Review the known issues in Prisma Access Agent 25.6.1.
Prisma Access Agent version 25.6.1 has the following known issues:
Issue IDDescription
PANG-9362
An issue exists where Prisma Access Agent fails to trigger internal gateway authentication and update IP-user mapping when transitioning between networks while multiple Ethernet interfaces remain active simultaneously. This occurs specifically when a Windows 11 laptop, connected to LAN via Prisma Access Agent to an NGFW firewall, reconnects the LAN cable after switching to Wi-Fi, resulting in both network interfaces being active for several seconds during the transition.
While Prisma Access Agent successfully reauthenticates to the Prisma Access Agent Manager and updates IP-user mapping when switching from LAN to Wi-Fi with a single active interface, it fails to perform the same authentication process when reconnecting to LAN while Wi-Fi remains connected. This causes traffic impact as the source user/IP becomes unknown to the internal gateway due to the outdated IP-user mapping.

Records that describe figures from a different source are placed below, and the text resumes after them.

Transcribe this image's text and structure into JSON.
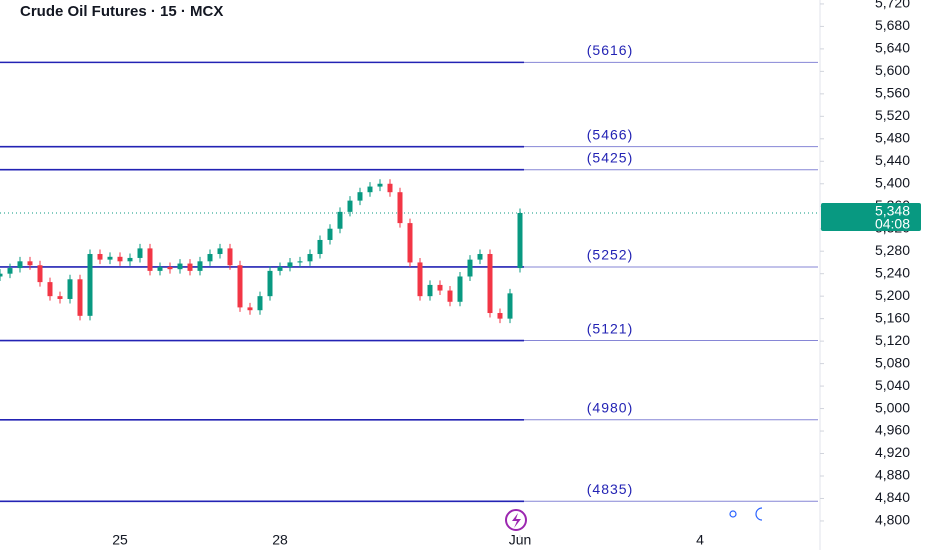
{
  "chart_data": {
    "type": "candlestick",
    "title": "Crude Oil Futures · 15 · MCX",
    "xlim": [
      0,
      82
    ],
    "xticks": [
      {
        "value": 12,
        "label": "25"
      },
      {
        "value": 28,
        "label": "28"
      },
      {
        "value": 52,
        "label": "Jun"
      },
      {
        "value": 70,
        "label": "4"
      }
    ],
    "ylim": [
      4775,
      5727
    ],
    "yticks": [
      {
        "value": 4800,
        "label": "4,800"
      },
      {
        "value": 4840,
        "label": "4,840"
      },
      {
        "value": 4880,
        "label": "4,880"
      },
      {
        "value": 4920,
        "label": "4,920"
      },
      {
        "value": 4960,
        "label": "4,960"
      },
      {
        "value": 5000,
        "label": "5,000"
      },
      {
        "value": 5040,
        "label": "5,040"
      },
      {
        "value": 5080,
        "label": "5,080"
      },
      {
        "value": 5120,
        "label": "5,120"
      },
      {
        "value": 5160,
        "label": "5,160"
      },
      {
        "value": 5200,
        "label": "5,200"
      },
      {
        "value": 5240,
        "label": "5,240"
      },
      {
        "value": 5280,
        "label": "5,280"
      },
      {
        "value": 5320,
        "label": "5,320"
      },
      {
        "value": 5360,
        "label": "5,360"
      },
      {
        "value": 5400,
        "label": "5,400"
      },
      {
        "value": 5440,
        "label": "5,440"
      },
      {
        "value": 5480,
        "label": "5,480"
      },
      {
        "value": 5520,
        "label": "5,520"
      },
      {
        "value": 5560,
        "label": "5,560"
      },
      {
        "value": 5600,
        "label": "5,600"
      },
      {
        "value": 5640,
        "label": "5,640"
      },
      {
        "value": 5680,
        "label": "5,680"
      },
      {
        "value": 5720,
        "label": "5,720"
      }
    ],
    "open": [
      5235,
      5240,
      5250,
      5262,
      5255,
      5225,
      5200,
      5195,
      5230,
      5165,
      5275,
      5265,
      5270,
      5262,
      5268,
      5285,
      5245,
      5252,
      5248,
      5258,
      5245,
      5262,
      5275,
      5285,
      5255,
      5180,
      5175,
      5200,
      5245,
      5252,
      5260,
      5262,
      5275,
      5300,
      5320,
      5350,
      5370,
      5385,
      5395,
      5400,
      5385,
      5330,
      5260,
      5200,
      5220,
      5210,
      5190,
      5235,
      5265,
      5275,
      5170,
      5160,
      5250
    ],
    "high": [
      5248,
      5258,
      5270,
      5270,
      5263,
      5233,
      5208,
      5238,
      5238,
      5283,
      5283,
      5278,
      5278,
      5276,
      5293,
      5293,
      5260,
      5260,
      5266,
      5266,
      5270,
      5283,
      5293,
      5293,
      5263,
      5188,
      5208,
      5253,
      5260,
      5268,
      5270,
      5283,
      5308,
      5328,
      5358,
      5378,
      5393,
      5403,
      5408,
      5408,
      5393,
      5338,
      5268,
      5228,
      5228,
      5218,
      5243,
      5273,
      5283,
      5283,
      5178,
      5213,
      5356
    ],
    "low": [
      5227,
      5232,
      5242,
      5247,
      5217,
      5192,
      5187,
      5187,
      5157,
      5157,
      5257,
      5257,
      5254,
      5254,
      5260,
      5237,
      5237,
      5240,
      5240,
      5237,
      5237,
      5254,
      5267,
      5247,
      5172,
      5167,
      5167,
      5192,
      5237,
      5244,
      5252,
      5254,
      5267,
      5292,
      5312,
      5342,
      5362,
      5377,
      5387,
      5377,
      5322,
      5252,
      5192,
      5192,
      5202,
      5182,
      5182,
      5227,
      5257,
      5162,
      5152,
      5152,
      5242
    ],
    "close": [
      5240,
      5250,
      5262,
      5255,
      5225,
      5200,
      5195,
      5230,
      5165,
      5275,
      5265,
      5270,
      5262,
      5268,
      5285,
      5245,
      5252,
      5248,
      5258,
      5245,
      5262,
      5275,
      5285,
      5255,
      5180,
      5175,
      5200,
      5245,
      5252,
      5260,
      5262,
      5275,
      5300,
      5320,
      5350,
      5370,
      5385,
      5395,
      5400,
      5385,
      5330,
      5260,
      5200,
      5220,
      5210,
      5190,
      5235,
      5265,
      5275,
      5170,
      5160,
      5205,
      5348
    ],
    "up_color": "#089981",
    "down_color": "#f23645",
    "level_color": "#2323b4",
    "levels": [
      {
        "value": 5616,
        "label": "(5616)"
      },
      {
        "value": 5466,
        "label": "(5466)"
      },
      {
        "value": 5425,
        "label": "(5425)"
      },
      {
        "value": 5252,
        "label": "(5252)"
      },
      {
        "value": 5121,
        "label": "(5121)"
      },
      {
        "value": 4980,
        "label": "(4980)"
      },
      {
        "value": 4835,
        "label": "(4835)"
      }
    ],
    "last_price": {
      "value": 5348,
      "label": "5,348"
    },
    "countdown": "04:08"
  }
}
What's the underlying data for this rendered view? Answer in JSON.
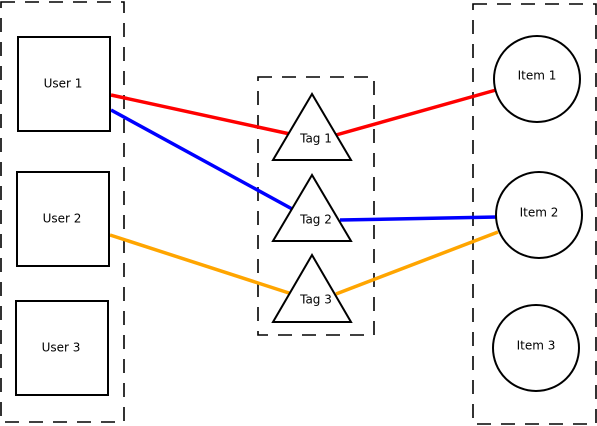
{
  "users": [
    {
      "id": "user1",
      "label": "User 1"
    },
    {
      "id": "user2",
      "label": "User 2"
    },
    {
      "id": "user3",
      "label": "User 3"
    }
  ],
  "tags": [
    {
      "id": "tag1",
      "label": "Tag 1"
    },
    {
      "id": "tag2",
      "label": "Tag 2"
    },
    {
      "id": "tag3",
      "label": "Tag 3"
    }
  ],
  "items": [
    {
      "id": "item1",
      "label": "Item 1"
    },
    {
      "id": "item2",
      "label": "Item 2"
    },
    {
      "id": "item3",
      "label": "Item 3"
    }
  ],
  "edges": [
    {
      "from": "user1",
      "to": "tag1",
      "color": "#ff0000"
    },
    {
      "from": "tag1",
      "to": "item1",
      "color": "#ff0000"
    },
    {
      "from": "user1",
      "to": "tag2",
      "color": "#0000ff"
    },
    {
      "from": "tag2",
      "to": "item2",
      "color": "#0000ff"
    },
    {
      "from": "user2",
      "to": "tag3",
      "color": "#ffa500"
    },
    {
      "from": "tag3",
      "to": "item2",
      "color": "#ffa500"
    }
  ]
}
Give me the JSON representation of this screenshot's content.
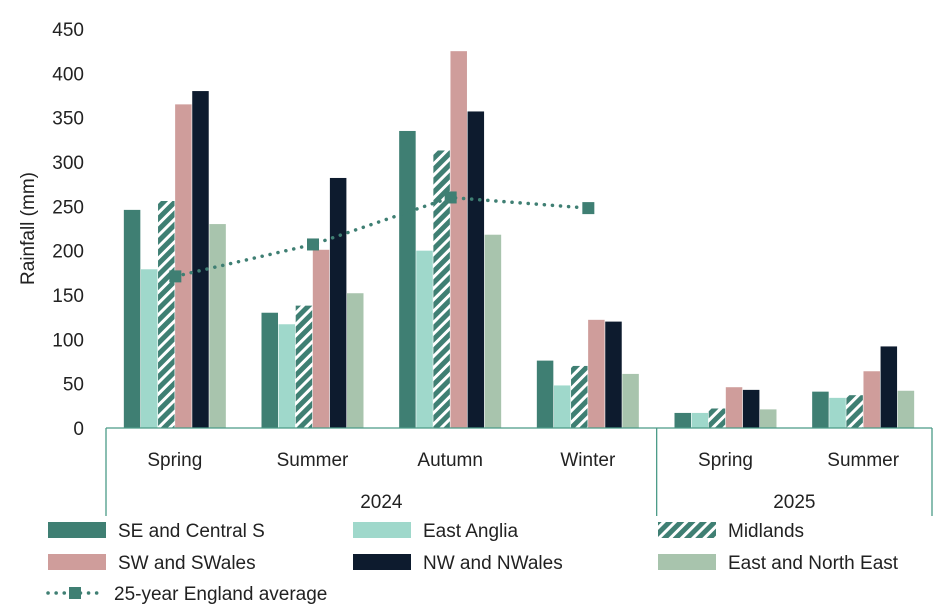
{
  "chart_data": {
    "type": "bar",
    "ylabel": "Rainfall (mm)",
    "ylim": [
      0,
      450
    ],
    "yticks": [
      "0",
      "50",
      "100",
      "150",
      "200",
      "250",
      "300",
      "350",
      "400",
      "450"
    ],
    "groups": [
      {
        "label": "2024",
        "categories": [
          "Spring",
          "Summer",
          "Autumn",
          "Winter"
        ]
      },
      {
        "label": "2025",
        "categories": [
          "Spring",
          "Summer"
        ]
      }
    ],
    "categories": [
      "Spring",
      "Summer",
      "Autumn",
      "Winter",
      "Spring",
      "Summer"
    ],
    "series": [
      {
        "name": "SE and Central S",
        "color": "#3f7f73",
        "pattern": "solid",
        "values": [
          246,
          130,
          335,
          76,
          17,
          41
        ]
      },
      {
        "name": "East Anglia",
        "color": "#9fd8cb",
        "pattern": "solid",
        "values": [
          179,
          117,
          200,
          48,
          17,
          34
        ]
      },
      {
        "name": "Midlands",
        "color": "#3f7f73",
        "pattern": "hatched",
        "values": [
          256,
          138,
          313,
          70,
          22,
          37
        ]
      },
      {
        "name": "SW and SWales",
        "color": "#cf9d9b",
        "pattern": "solid",
        "values": [
          365,
          201,
          425,
          122,
          46,
          64
        ]
      },
      {
        "name": "NW and NWales",
        "color": "#0d1b2e",
        "pattern": "solid",
        "values": [
          380,
          282,
          357,
          120,
          43,
          92
        ]
      },
      {
        "name": "East and North East",
        "color": "#a8c4ad",
        "pattern": "solid",
        "values": [
          230,
          152,
          218,
          61,
          21,
          42
        ]
      }
    ],
    "average": {
      "name": "25-year England average",
      "color": "#3f7f73",
      "values": [
        171,
        207,
        260,
        248,
        null,
        null
      ]
    },
    "axis_color": "#4a9a87",
    "grid": false,
    "legend": "bottom"
  }
}
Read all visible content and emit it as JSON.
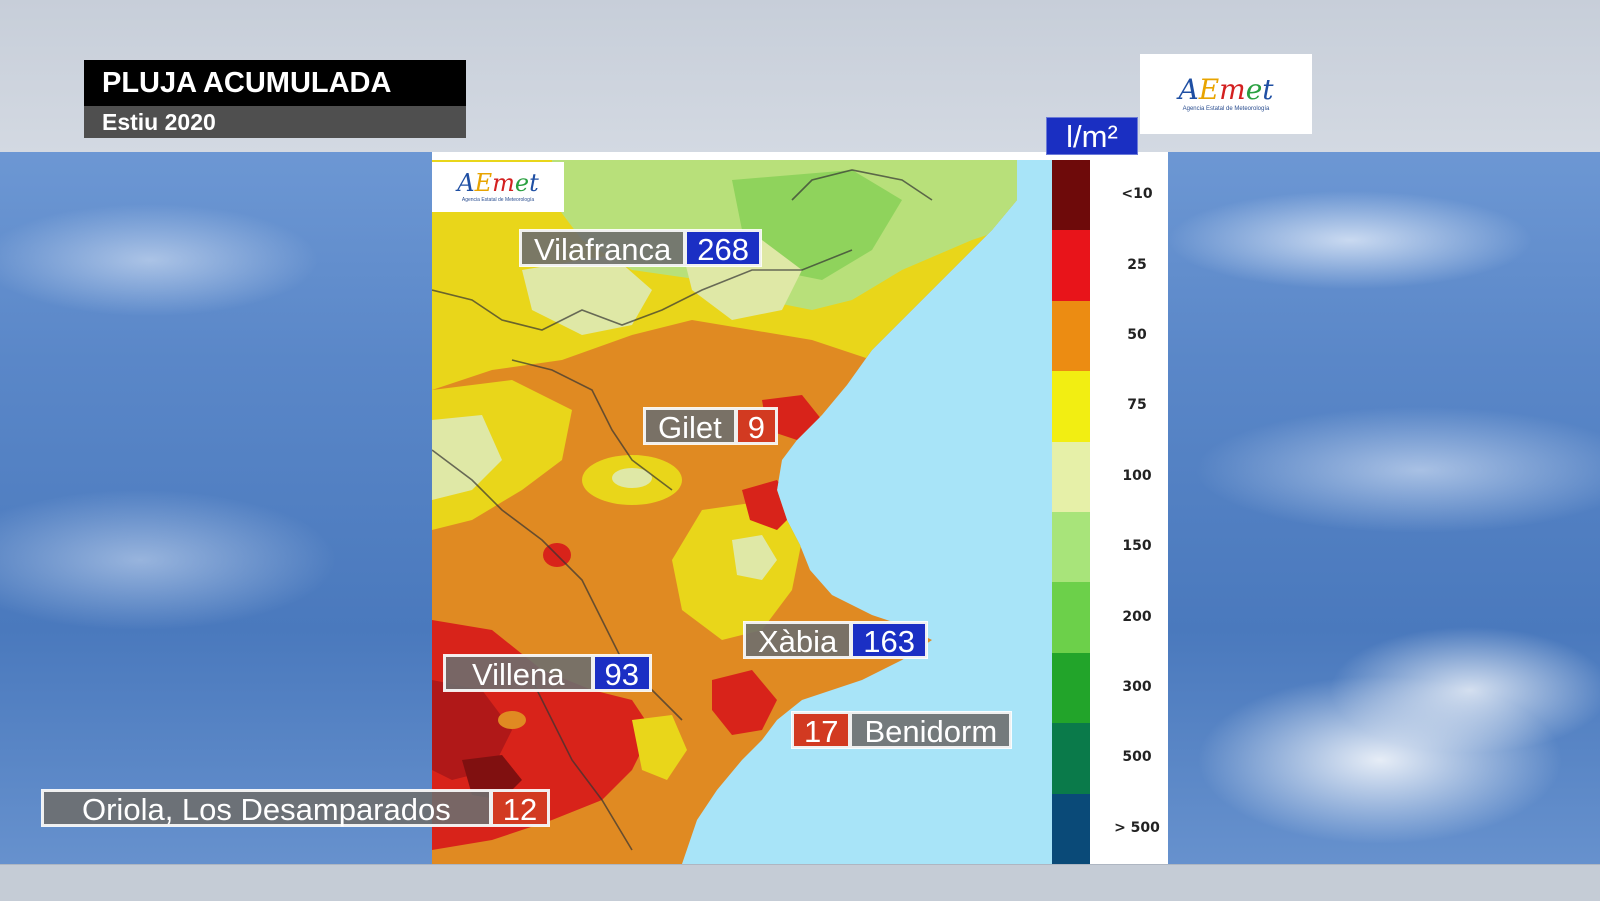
{
  "title": {
    "main": "PLUJA ACUMULADA",
    "sub": "Estiu 2020"
  },
  "logo": {
    "text": "AEmet",
    "subtitle": "Agencia Estatal de Meteorología"
  },
  "legend": {
    "unit": "l/m²",
    "items": [
      {
        "label": "<10",
        "color": "#6e0a0a"
      },
      {
        "label": "25",
        "color": "#e8141a"
      },
      {
        "label": "50",
        "color": "#ec8c12"
      },
      {
        "label": "75",
        "color": "#f2ee12"
      },
      {
        "label": "100",
        "color": "#e6f0a8"
      },
      {
        "label": "150",
        "color": "#a8e47a"
      },
      {
        "label": "200",
        "color": "#6cd04a"
      },
      {
        "label": "300",
        "color": "#22a42a"
      },
      {
        "label": "500",
        "color": "#0a7a4a"
      },
      {
        "label": "> 500",
        "color": "#0a4a78"
      }
    ]
  },
  "locations": [
    {
      "name": "Vilafranca",
      "value": "268",
      "value_color": "blue"
    },
    {
      "name": "Gilet",
      "value": "9",
      "value_color": "red"
    },
    {
      "name": "Xàbia",
      "value": "163",
      "value_color": "blue"
    },
    {
      "name": "Villena",
      "value": "93",
      "value_color": "blue"
    },
    {
      "name": "Benidorm",
      "value": "17",
      "value_color": "red"
    },
    {
      "name": "Oriola, Los Desamparados",
      "value": "12",
      "value_color": "red"
    }
  ],
  "colors": {
    "sea": "#a8e4f8",
    "label_blue": "#1b2fc4",
    "label_red": "#d23a21"
  }
}
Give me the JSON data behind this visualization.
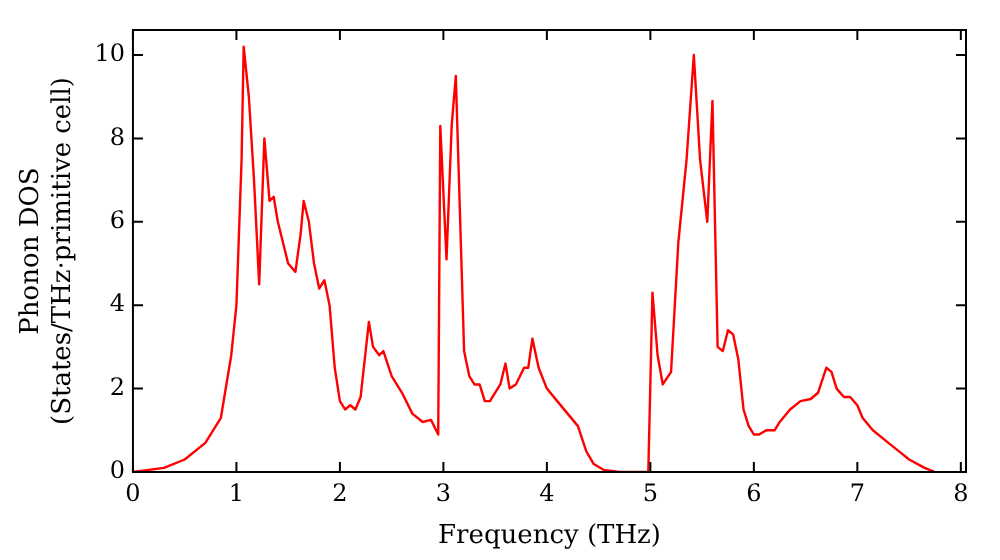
{
  "chart_data": {
    "type": "line",
    "xlabel": "Frequency (THz)",
    "ylabel": "Phonon DOS\n(States/THz·primitive cell)",
    "xlim": [
      0,
      8.05
    ],
    "ylim": [
      0,
      10.6
    ],
    "xticks": [
      0,
      1,
      2,
      3,
      4,
      5,
      6,
      7,
      8
    ],
    "yticks": [
      0,
      2,
      4,
      6,
      8,
      10
    ],
    "grid": false,
    "legend": false,
    "marker": "none",
    "line_style": "solid",
    "series": [
      {
        "color": "#ff0000",
        "x": [
          0,
          0.3,
          0.5,
          0.7,
          0.85,
          0.95,
          1.0,
          1.05,
          1.07,
          1.12,
          1.17,
          1.22,
          1.27,
          1.32,
          1.36,
          1.4,
          1.5,
          1.57,
          1.62,
          1.65,
          1.7,
          1.75,
          1.8,
          1.85,
          1.9,
          1.95,
          2.0,
          2.05,
          2.1,
          2.15,
          2.2,
          2.28,
          2.32,
          2.38,
          2.42,
          2.5,
          2.6,
          2.7,
          2.8,
          2.88,
          2.95,
          2.97,
          3.03,
          3.08,
          3.12,
          3.2,
          3.25,
          3.3,
          3.35,
          3.4,
          3.45,
          3.55,
          3.6,
          3.64,
          3.7,
          3.78,
          3.82,
          3.86,
          3.92,
          4.0,
          4.1,
          4.2,
          4.3,
          4.38,
          4.45,
          4.55,
          4.7,
          4.98,
          5.02,
          5.07,
          5.12,
          5.2,
          5.27,
          5.35,
          5.42,
          5.48,
          5.55,
          5.6,
          5.65,
          5.7,
          5.75,
          5.8,
          5.85,
          5.9,
          5.95,
          6.0,
          6.05,
          6.12,
          6.2,
          6.25,
          6.35,
          6.45,
          6.55,
          6.62,
          6.7,
          6.75,
          6.8,
          6.87,
          6.93,
          7.0,
          7.05,
          7.15,
          7.3,
          7.4,
          7.5,
          7.65,
          7.75
        ],
        "values": [
          0,
          0.1,
          0.3,
          0.7,
          1.3,
          2.8,
          4.0,
          7.5,
          10.2,
          9,
          7,
          4.5,
          8.0,
          6.5,
          6.6,
          6.0,
          5.0,
          4.8,
          5.7,
          6.5,
          6.0,
          5.0,
          4.4,
          4.6,
          4.0,
          2.5,
          1.7,
          1.5,
          1.6,
          1.5,
          1.8,
          3.6,
          3.0,
          2.8,
          2.9,
          2.3,
          1.9,
          1.4,
          1.2,
          1.25,
          0.9,
          8.3,
          5.1,
          8.3,
          9.5,
          2.9,
          2.3,
          2.1,
          2.1,
          1.7,
          1.7,
          2.1,
          2.6,
          2.0,
          2.1,
          2.5,
          2.5,
          3.2,
          2.5,
          2.0,
          1.7,
          1.4,
          1.1,
          0.5,
          0.2,
          0.05,
          0,
          0,
          4.3,
          2.8,
          2.1,
          2.4,
          5.5,
          7.5,
          10.0,
          7.5,
          6.0,
          8.9,
          3.0,
          2.9,
          3.4,
          3.3,
          2.7,
          1.5,
          1.1,
          0.9,
          0.9,
          1.0,
          1.0,
          1.2,
          1.5,
          1.7,
          1.75,
          1.9,
          2.5,
          2.4,
          2.0,
          1.8,
          1.8,
          1.6,
          1.3,
          1.0,
          0.7,
          0.5,
          0.3,
          0.1,
          0
        ]
      }
    ]
  }
}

Workaround: Enable the Windows 11 Prevent Wi-Fi when on Ethernet setting, which prevents both interfaces from remaining connected simultaneously during network transitions.
PANG-9011
An issue exists where the Prisma Access Service (PASrv) continues to attempt authentication even when Prisma Access Agent is explicitly disabled. This behavior has been observed in staging environments where users have disabled agent due to Prisma Access Agent Manager (EPM) login issues and switched to GlobalProtect as an alternative solution. Despite the agent being confirmed as disabled through the pacli switchto status command, which shows Prisma Access Agent: Disabled and GlobalProtect: Enabled, the PASrv service continues to periodically attempt login operations in the background.
PANG-9001
An issue exists where Prisma Access Agent incorrectly reuses SAML authentication requests between different Windows user sessions on the same device. When a user logs off from Windows and a different user logs in, the SAML authentication request carries the same SAML request data from the previous session, causing the agent to maintain connectivity to the gateway using the original user's credentials rather than authenticating the new user. When the original user logs back in following an OS reboot, the agent continues to use the cached authentication from the first session.